I would draw your attention to the min.freq and max.words below. So the min.freq being 1 in this case means that we are including words that are mentioned once. In a larger dataset you are going to want to set this threshold much higher; I recommend a minimum of 10. The max.words option restricts the number of words included in your cloud. You definitely need to use this if you are working with several years-worth of data. Also, do not worry if the preview below shows an error that saying that content cannot be fit on the page, the final export file in step 8 will display all the word cloud content.


set.seed(11249)
wordcloud(words = d$word, 
          freq = d$freq, 
          min.freq = 1, 
          max.words = 200, 
          random.order = FALSE, 
          rot.per = 0.35, 
          color=brewer.pal(8, "Dark2"))

# See vignette for RColorBrewer for different colour options by running the help command below.

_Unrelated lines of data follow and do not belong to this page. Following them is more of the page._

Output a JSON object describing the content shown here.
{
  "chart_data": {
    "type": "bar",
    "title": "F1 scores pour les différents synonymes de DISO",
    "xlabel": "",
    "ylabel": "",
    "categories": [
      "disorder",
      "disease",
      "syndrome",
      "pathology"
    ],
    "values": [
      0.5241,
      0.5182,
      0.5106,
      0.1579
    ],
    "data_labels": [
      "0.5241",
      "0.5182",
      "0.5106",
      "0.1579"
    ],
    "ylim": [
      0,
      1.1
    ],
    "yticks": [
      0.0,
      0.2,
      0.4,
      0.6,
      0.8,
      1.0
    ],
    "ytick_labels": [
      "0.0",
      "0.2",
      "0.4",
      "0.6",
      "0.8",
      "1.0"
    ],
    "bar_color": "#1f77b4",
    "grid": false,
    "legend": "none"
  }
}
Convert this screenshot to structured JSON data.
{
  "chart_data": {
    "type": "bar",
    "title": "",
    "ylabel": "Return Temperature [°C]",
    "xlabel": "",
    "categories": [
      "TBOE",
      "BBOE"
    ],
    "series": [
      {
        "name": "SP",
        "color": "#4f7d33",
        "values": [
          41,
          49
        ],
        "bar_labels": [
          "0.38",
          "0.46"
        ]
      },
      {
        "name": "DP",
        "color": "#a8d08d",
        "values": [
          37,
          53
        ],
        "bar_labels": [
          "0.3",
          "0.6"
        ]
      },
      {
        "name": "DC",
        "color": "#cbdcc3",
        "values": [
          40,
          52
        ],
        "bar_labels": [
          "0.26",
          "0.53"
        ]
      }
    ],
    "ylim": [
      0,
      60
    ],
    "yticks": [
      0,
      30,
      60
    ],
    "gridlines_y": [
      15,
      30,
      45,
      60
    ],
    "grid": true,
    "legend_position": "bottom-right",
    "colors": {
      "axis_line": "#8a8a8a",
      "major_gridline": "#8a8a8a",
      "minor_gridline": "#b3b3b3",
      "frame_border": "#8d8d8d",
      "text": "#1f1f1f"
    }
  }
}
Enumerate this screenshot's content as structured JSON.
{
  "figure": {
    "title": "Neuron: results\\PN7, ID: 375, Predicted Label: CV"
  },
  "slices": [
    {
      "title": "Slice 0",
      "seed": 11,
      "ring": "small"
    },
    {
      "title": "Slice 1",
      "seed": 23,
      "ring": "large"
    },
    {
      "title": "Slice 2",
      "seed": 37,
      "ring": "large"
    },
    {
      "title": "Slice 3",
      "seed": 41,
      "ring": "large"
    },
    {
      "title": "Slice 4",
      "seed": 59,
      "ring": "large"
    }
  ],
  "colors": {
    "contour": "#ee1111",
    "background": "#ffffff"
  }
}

Remove the "#" before help.

# help("RColorBrewer")

8. Export your visualisation as a high-quality PNG

This is a good option to get a high-quality image for adding to reports and presentations.


# Set your image settings
png("wordcloud_demo_export.png", units="in", width=6, height=6, res=300)

# Create the plot
set.seed(11249)
wordcloud(words = d$word, 
          freq = d$freq, 
          min.freq = 1, 
          max.words = 200, 
          random.order = FALSE, 
          rot.per = 0.35, 
          color=brewer.pal(8, "Dark2"))

# Action the image production - the image should go into your directory
dev.off()